The Port of Portland says it means a bright future for future trade and jobs. Four different road and rail projects will greatly increase capacity. Portland Congressman Earl Blumenauer says it's over $50 million in investments. The Port says vital to the projects being finished was cooperation between competing railway companies Burlington Northern and Union Pacific.
Oregon lawmakers return to the Capitol today faced with the job of balancing a budget that's $3.5 billion short. Republican Senator Bruce Starr says everything's on the table, including the Measure 11 mandatory minimum sentences. Starr says the priority for Senate Republicans is to create private sector jobs to pull the state out of its stalled economy. Also, today Governor Kitzhaber will deliver his budget to the Legislature.
The price of gas held almost steady last week. Triple-A's Marie Dodds says diesel in Oregon was unchanged at $3.49 a gallon. The unrest in Egypt is causing some crude oil futures to trade higher, but it doesn't look like it'll have an immediate impact on gas prices in the U.S. The average here in Bend is about $3.17 this week.

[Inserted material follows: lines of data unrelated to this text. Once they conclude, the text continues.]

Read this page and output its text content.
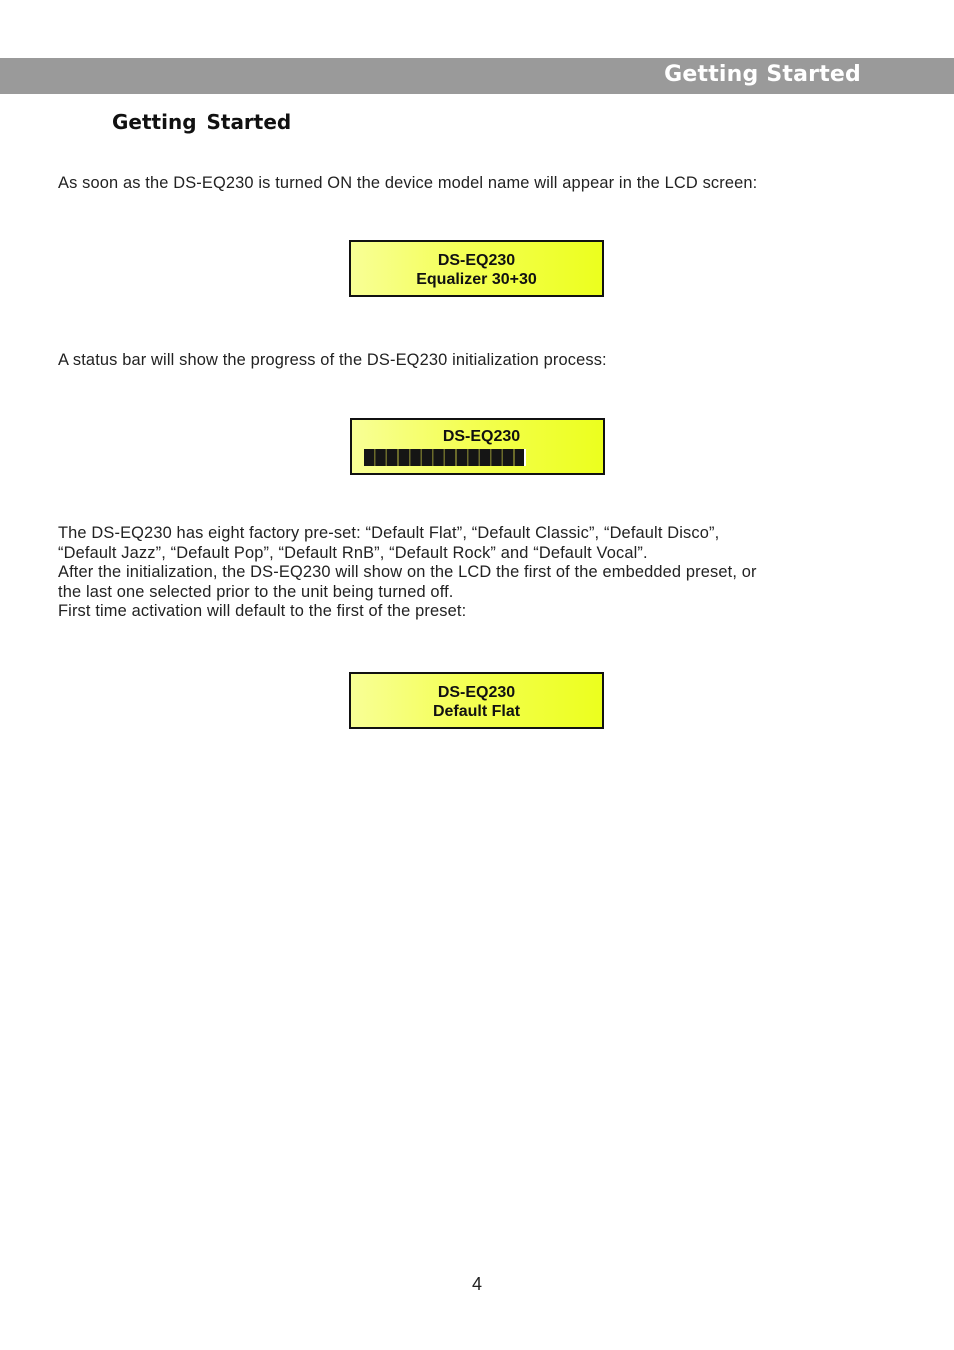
Getting Started
Getting Started
As soon as the DS-EQ230 is turned ON the device model name will appear in the LCD screen:
DS-EQ230
Equalizer 30+30
A status bar will show the progress of the DS-EQ230 initialization process:
DS-EQ230
The DS-EQ230 has eight factory pre-set: “Default Flat”, “Default Classic”, “Default Disco”,
“Default Jazz”, “Default Pop”, “Default RnB”, “Default Rock” and “Default Vocal”.
After the initialization, the DS-EQ230 will show on the LCD the first of the embedded preset, or
the last one selected prior to the unit being turned off.
First time activation will default to the first of the preset:
DS-EQ230
Default Flat
4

Jones Road, full road closure between Bennington Lane and NE Butler Market Road. May 18 – August 18, local access only.
Orion Drive closed in two locations for sewer work; at the intersection with Avery Lane and between Desert Woods Drive and King Hezekiah Way. From July 11 to Sept. 6. Detours marked.
Valhalla Sewer Relocation Project, Mt. Washington Drive at Shevlin Park Road intersection and North to Regency Street. Nighttime closures with detours marked during roundabout construction. Daytime closures for construction towards Regency Street. 7 p.m. – 7 a.m., July 11 – November.